Bupropion attenuates kainic acid-induced seizures and neuronal cell death in rat hippocampus

Excessive release of glutamate is believed to be a major component of cell damage following excitotoxicity associated with epilepsy. Bupropion, an atypical antidepressant, has been shown to inhibit glutamate release from rat cerebrocortical nerve terminals. The present study was undertaken to investigate whether bupropion has anti-seizure and anti-excitotoxic effects by using a kainic acid (KA) rat seizure model, an animal model for temporal lobe epilepsy and excitotoxic neurodegeneration. Our results show that bupropion (10 or 50mg/kg), administrated intraperitoneally to the rats 30min before the KA (15mg/kg) intraperitoneal injection, increased the seizure latency and decreased the seizure score. Bupropion pretreatment attenuated KA-induced neuronal cell death and microglia activation in the CA3 region of the hippocampus. Furthermore, KA-induced c-Fos expression and extracellular signal-regulated kinase 1/2 (ERK1/2) phosphorylation in the hippocampus were also reduced by bupropion pretreatment.
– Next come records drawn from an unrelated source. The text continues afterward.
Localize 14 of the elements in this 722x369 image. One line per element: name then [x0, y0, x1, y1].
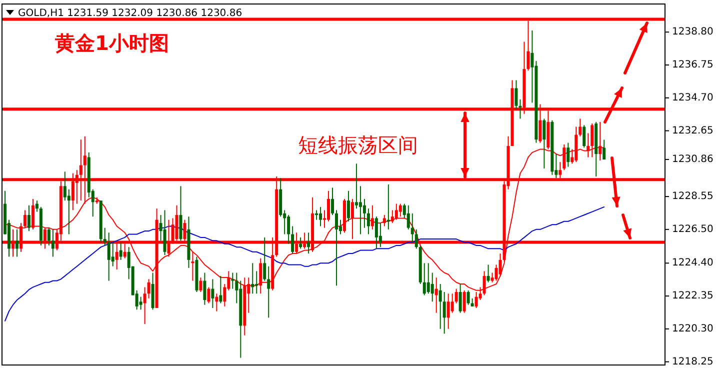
text: 黄金1小时图 [54, 31, 169, 55]
annotation: GOLD,H1 1231.59 1232.09 1230.86 1230.86 [18, 8, 242, 19]
y-tick-label: 1224.40 [672, 258, 714, 269]
y-tick-label: 1226.50 [672, 224, 714, 235]
y-tick-label: 1228.55 [672, 191, 714, 202]
annotation: 短线振荡区间 [298, 133, 418, 157]
y-tick-label: 1236.75 [672, 59, 714, 70]
y-tick-label: 1232.65 [672, 125, 714, 136]
y-tick-label: 1238.80 [672, 26, 714, 38]
y-tick-label: 1230.86 [672, 154, 714, 165]
y-tick-label: 1222.35 [672, 290, 714, 302]
y-tick-label: 1220.30 [672, 323, 714, 334]
y-tick-label: 1218.25 [672, 356, 714, 368]
y-tick-label: 1234.70 [672, 92, 714, 104]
These results suggest that bupropion has therapeutic potential in the treatment of seizure and other neurological diseases associated with excitotoxicity. •Bupropion attenuates kainic acid-induced seizures.•Bupropion reduces kainic acid-induced neuronal cell death.•Bupropion reduces kainic acid-induced microglia activation.•Bupropion reduces kainic acid-induced c-Fos expression and ERK1/2 phosphorylation.•Bupropion has anticonvulsant, anti-inflammatory, and neuroprotective effect.